In the latter case, quixotic threat assessments would evoke unreasonable demands for funds.
Clearly, there must be a consultative, iterative process that harmonises financial flows with the imperatives of national security.
The finance minister already has the structure -- the defence accounts department headed by the Controller General of Defence Accounts, working under the Secretary (Defence Finance).
The military, lamentably, has no empowered tri-service commander or headquarters that can authoritatively adjudicate and prioritise between the three services.
Instead, there is an ineffectual halfway house, the Headquarters of Integrated Defence Staff, which the defence ministry set up in 2001 to avoid appointing a chief of defence staff, which a mistrustful government fears as an unwelcome concentration of military power.
Even the watered-down alternative to a CDS -- a four-star, permanent chairman of the chiefs of staff committee that the Naresh Chandra task force recommended last year -- has been scuttled by the defence ministry.
Consequently, each service plans in competitive isolation, making maximalist demands and then negotiating with the other two services to expand its budgets, force levels and turf.
In the circumstances, a yawning gulf between plans and reality is inevitable.
The LTIPP lists the purchase of 126 Rafale fighters, a Rs 1 lakh crore acquisition that will require Rs 15,000 crore (15 per cent) in down payment when the contract is signed.
The reality is that this year's capital budget for new purchases is under Rs 5,000 crore.
Where will the air force get Rs 15,000 crore that the plan provides for? Will the finance and defence ministries triple the allocation?
If yes, will the army and navy forego other equipment they planned to buy this year?
Clearly, hard prioritisation is needed to match demands to budgets.

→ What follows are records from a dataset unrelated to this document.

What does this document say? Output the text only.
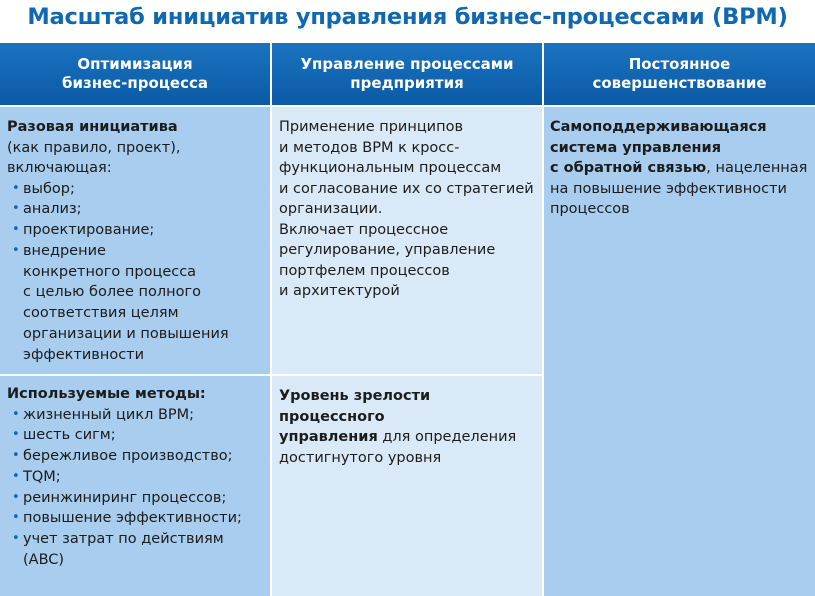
Масштаб инициатив управления бизнес-процессами (BPM)
Оптимизация
бизнес-процесса
Управление процессами
предприятия
Постоянное
совершенствование
Разовая инициатива
(как правило, проект),
включающая:
• выбор;
• анализ;
• проектирование;
• внедрение
конкретного процесса
с целью более полного
соответствия целям
организации и повышения
эффективности
Используемые методы:
• жизненный цикл BPM;
• шесть сигм;
• бережливое производство;
• TQM;
• реинжиниринг процессов;
• повышение эффективности;
• учет затрат по действиям
(ABC)
Применение принципов
и методов BPM к кросс-
функциональным процессам
и согласование их со стратегией
организации.
Включает процессное
регулирование, управление
портфелем процессов
и архитектурой
Уровень зрелости процессного
управления для определения
достигнутого уровня
Самоподдерживающаяся
система управления
с обратной связью, нацеленная
на повышение эффективности
процессов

This cannot be left to the three services, which compete for the same pot of gold. Most operational tasks, such as the destruction of an enemy airbase, can be achieved with various weapons systems held by different services.

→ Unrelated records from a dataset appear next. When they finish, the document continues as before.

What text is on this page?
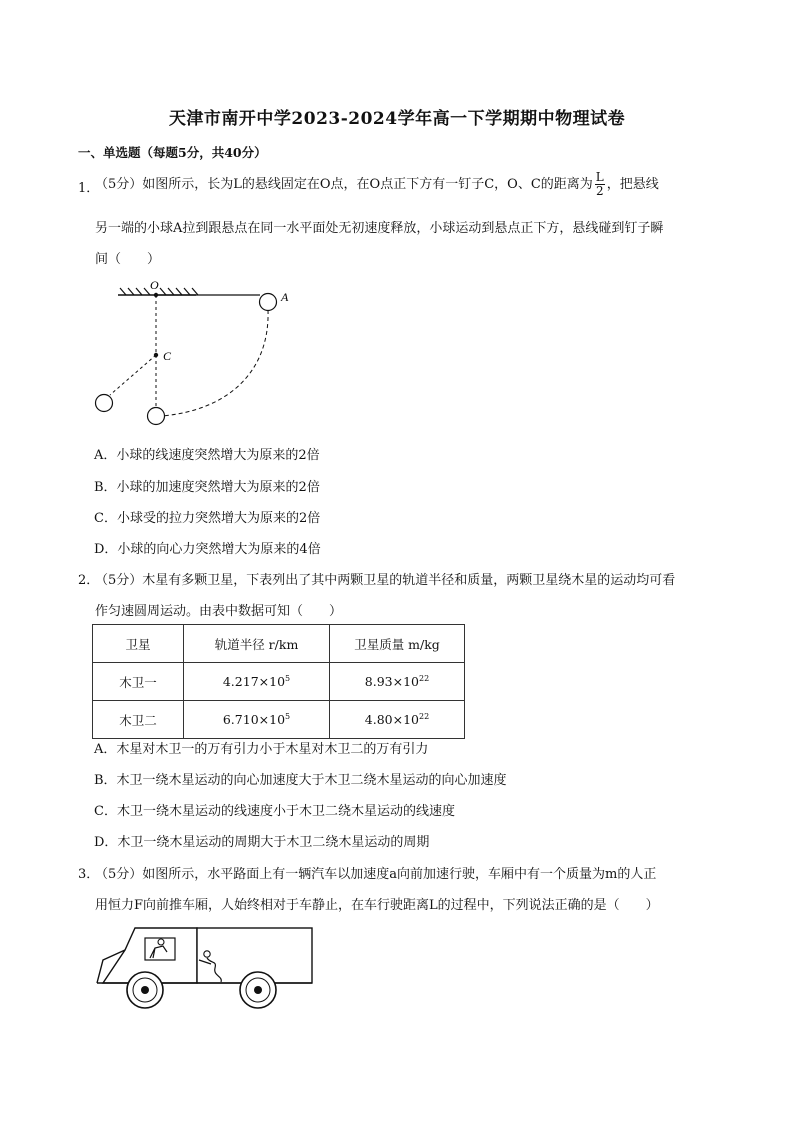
天津市南开中学2023-2024学年高一下学期期中物理试卷
一、单选题（每题5分，共40分）
1．
（5分）如图所示，长为L的悬线固定在O点，在O点正下方有一钉子C，O、C的距离为 $\frac{L}{2}$ ，把悬线
另一端的小球A拉到跟悬点在同一水平面处无初速度释放，小球运动到悬点正下方，悬线碰到钉子瞬
间（　　）
O
A
C
A．小球的线速度突然增大为原来的2倍
B．小球的加速度突然增大为原来的2倍
C．小球受的拉力突然增大为原来的2倍
D．小球的向心力突然增大为原来的4倍
2．
（5分）木星有多颗卫星，下表列出了其中两颗卫星的轨道半径和质量，两颗卫星绕木星的运动均可看
作匀速圆周运动。由表中数据可知（　　）
卫星	轨道半径 r/km	卫星质量 m/kg
木卫一	$4.217\times 10^5$	$8.93\times 10^{22}$
木卫二	$6.710\times 10^5$	$4.80\times 10^{22}$
A．木星对木卫一的万有引力小于木星对木卫二的万有引力
B．木卫一绕木星运动的向心加速度大于木卫二绕木星运动的向心加速度
C．木卫一绕木星运动的线速度小于木卫二绕木星运动的线速度
D．木卫一绕木星运动的周期大于木卫二绕木星运动的周期
3．
（5分）如图所示，水平路面上有一辆汽车以加速度a向前加速行驶，车厢中有一个质量为m的人正
用恒力F向前推车厢，人始终相对于车静止，在车行驶距离L的过程中，下列说法正确的是（　　）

An empowered tri-service commander would prioritise and allocate such tasks in order to avoid wasteful duplication of capabilities.
Another example of waste is airspace defence, for which the air force is allocated almost half the capital budget; yet the army and navy spend prolifically on air defence systems, almost as if the air force was not there.
This is also true of surveillance, where each service is creating expensive capabilities. The truth, as one general says, is, "You require two eyes to see. You don't need six eyes."
Meanwhile, without a tri-service commander, there are no joint operational tools to deal with contingencies like a high-impact terror strike in India or a political assassination.
An Osama-style operation, with the three services operating in tandem, is currently inconceivable.
In the absence of a tri-service commander, army, navy and air force interests govern crucial decisions, rather than the larger military interest.
In the COSC, where the three service chiefs sit together equally, they know unanimity is essential for the defence ministry to accept a decision.
Consequently, they negotiate vital procurement decisions through quid pro quos with other services, rather than through a hard-nosed, joint evaluation of alternatives.
When the army wanted a Rs 68,000 crore mountain strike corps (MSC) for the Sino-Indian border, there was no rigorous, tri-service evaluation of whether China could be deterred through other means, such as a naval blockade in the Malacca Strait, or through nuclear signalling.
Nor did the army evaluate whether one of its three existing plains strike corps could be reconfigured into an MSC.
Instead, the navy and air force agreed to pass the MSC proposal in exchange for army concessions elsewhere, arriving clubbily at the lowest common denominator of capability creation.
A new government might have the energy to kick-start jointmanship.
The appointment of an empowered tri-service commander, whether CDS or permanent chairman COSC, would be a good place to begin.